Loyola’s first customer is The Free Enterprise System, Inc., which runs the university’s shuttle service between its Chicago, IL-based Lake Shore and Water Tower campuses. Purchasing biodiesel fuel from Loyola will allow the company to run its six Loyola buses with less diesel fuel, eliminating the use of nearly 3,000 gallons of diesel every year on the shuttles.
In addition to selling biodiesel fuel, the university will also sell the lab’s “BioSoap” at its campus stores and select retailers across Chicago. The BioSoap is made from glycerin, a by-product of the biodiesel fuel production, and retails for $7.99, or $2.49 for a sample size.

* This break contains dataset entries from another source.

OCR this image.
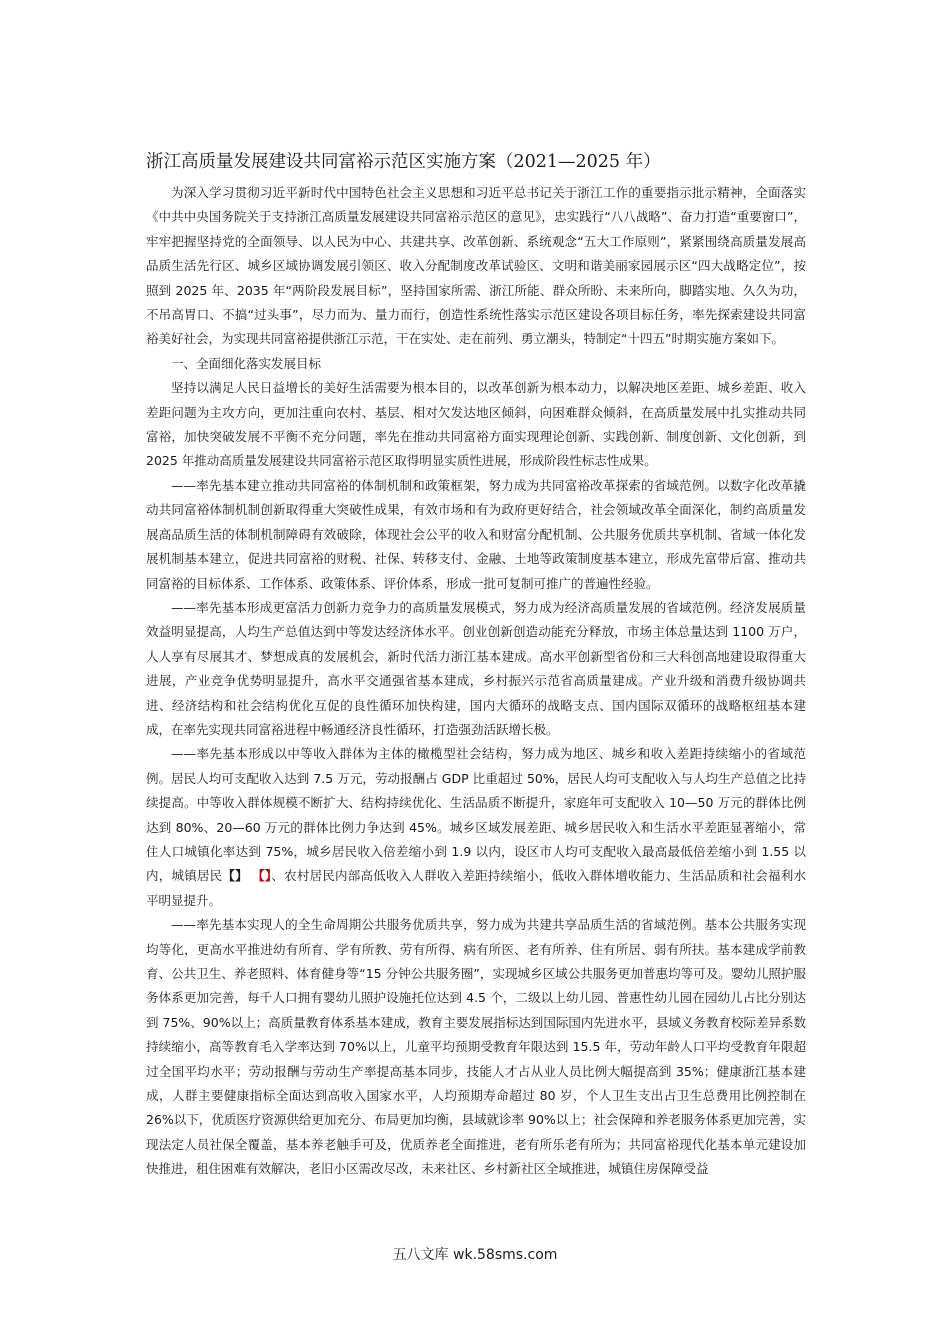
浙江高质量发展建设共同富裕示范区实施方案（2021—2025 年）

为深入学习贯彻习近平新时代中国特色社会主义思想和习近平总书记关于浙江工作的重要指示批示精神，全面落实《中共中央国务院关于支持浙江高质量发展建设共同富裕示范区的意见》，忠实践行“八八战略”、奋力打造“重要窗口”，牢牢把握坚持党的全面领导、以人民为中心、共建共享、改革创新、系统观念“五大工作原则”，紧紧围绕高质量发展高品质生活先行区、城乡区域协调发展引领区、收入分配制度改革试验区、文明和谐美丽家园展示区“四大战略定位”，按照到 2025 年、2035 年“两阶段发展目标”，坚持国家所需、浙江所能、群众所盼、未来所向，脚踏实地、久久为功，不吊高胃口、不搞“过头事”，尽力而为、量力而行，创造性系统性落实示范区建设各项目标任务，率先探索建设共同富裕美好社会，为实现共同富裕提供浙江示范，干在实处、走在前列、勇立潮头，特制定“十四五”时期实施方案如下。

一、全面细化落实发展目标

坚持以满足人民日益增长的美好生活需要为根本目的，以改革创新为根本动力，以解决地区差距、城乡差距、收入差距问题为主攻方向，更加注重向农村、基层、相对欠发达地区倾斜，向困难群众倾斜，在高质量发展中扎实推动共同富裕，加快突破发展不平衡不充分问题，率先在推动共同富裕方面实现理论创新、实践创新、制度创新、文化创新，到 2025 年推动高质量发展建设共同富裕示范区取得明显实质性进展，形成阶段性标志性成果。

——率先基本建立推动共同富裕的体制机制和政策框架，努力成为共同富裕改革探索的省域范例。以数字化改革撬动共同富裕体制机制创新取得重大突破性成果，有效市场和有为政府更好结合，社会领域改革全面深化，制约高质量发展高品质生活的体制机制障碍有效破除，体现社会公平的收入和财富分配机制、公共服务优质共享机制、省域一体化发展机制基本建立，促进共同富裕的财税、社保、转移支付、金融、土地等政策制度基本建立，形成先富带后富、推动共同富裕的目标体系、工作体系、政策体系、评价体系，形成一批可复制可推广的普遍性经验。

——率先基本形成更富活力创新力竞争力的高质量发展模式，努力成为经济高质量发展的省域范例。经济发展质量效益明显提高，人均生产总值达到中等发达经济体水平。创业创新创造动能充分释放，市场主体总量达到 1100 万户，人人享有尽展其才、梦想成真的发展机会，新时代活力浙江基本建成。高水平创新型省份和三大科创高地建设取得重大进展，产业竞争优势明显提升，高水平交通强省基本建成，乡村振兴示范省高质量建成。产业升级和消费升级协调共进、经济结构和社会结构优化互促的良性循环加快构建，国内大循环的战略支点、国内国际双循环的战略枢纽基本建成，在率先实现共同富裕进程中畅通经济良性循环，打造强劲活跃增长极。

——率先基本形成以中等收入群体为主体的橄榄型社会结构，努力成为地区、城乡和收入差距持续缩小的省域范例。居民人均可支配收入达到 7.5 万元，劳动报酬占 GDP 比重超过 50%，居民人均可支配收入与人均生产总值之比持续提高。中等收入群体规模不断扩大、结构持续优化、生活品质不断提升，家庭年可支配收入 10—50 万元的群体比例达到 80%、20—60 万元的群体比例力争达到 45%。城乡区域发展差距、城乡居民收入和生活水平差距显著缩小，常住人口城镇化率达到 75%，城乡居民收入倍差缩小到 1.9 以内，设区市人均可支配收入最高最低倍差缩小到 1.55 以内，城镇居民【】 【】、农村居民内部高低收入人群收入差距持续缩小，低收入群体增收能力、生活品质和社会福利水平明显提升。

——率先基本实现人的全生命周期公共服务优质共享，努力成为共建共享品质生活的省域范例。基本公共服务实现均等化，更高水平推进幼有所育、学有所教、劳有所得、病有所医、老有所养、住有所居、弱有所扶。基本建成学前教育、公共卫生、养老照料、体育健身等“15 分钟公共服务圈”，实现城乡区域公共服务更加普惠均等可及。婴幼儿照护服务体系更加完善，每千人口拥有婴幼儿照护设施托位达到 4.5 个，二级以上幼儿园、普惠性幼儿园在园幼儿占比分别达到 75%、90%以上；高质量教育体系基本建成，教育主要发展指标达到国际国内先进水平，县域义务教育校际差异系数持续缩小，高等教育毛入学率达到 70%以上，儿童平均预期受教育年限达到 15.5 年，劳动年龄人口平均受教育年限超过全国平均水平；劳动报酬与劳动生产率提高基本同步，技能人才占从业人员比例大幅提高到 35%；健康浙江基本建成，人群主要健康指标全面达到高收入国家水平，人均预期寿命超过 80 岁，个人卫生支出占卫生总费用比例控制在 26%以下，优质医疗资源供给更加充分、布局更加均衡，县域就诊率 90%以上；社会保障和养老服务体系更加完善，实现法定人员社保全覆盖，基本养老触手可及，优质养老全面推进，老有所乐老有所为；共同富裕现代化基本单元建设加快推进，租住困难有效解决，老旧小区需改尽改，未来社区、乡村新社区全域推进，城镇住房保障受益

五八文库 wk.58sms.com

The university’s biodiesel program began in 2007 when CUERP was awarded a $10,000 grant from the EPA to implement a new educational model on campus called “Solutions to Environmental Problems,” or STEP. This interdisciplinary program brought together faculty, staff, and students from all over the university to tackle a tangible environmental problem that Loyola was facing.
The program’s first project was to focus on the problem of carbon dioxide gas emissions on Loyola’s campuses. From there, the students identified, designed, and implemented an array of projects to contribute to the solution, including fuel production research, the drafting of a biofuels legislative bill, the development of a documentary film, the establishment of the biodiesel lab, and outreach to local high schools that allowed teachers to deliver the STEP curriculum to their students.
After another $75,000 grant from the EPA for high-school outreach, the biodiesel program is now its own stand-alone program and is run by students with the help of one staff member, the biodiesel lab manager. To date, the lab has produced more than 1,500 gallons of biodiesel fuel.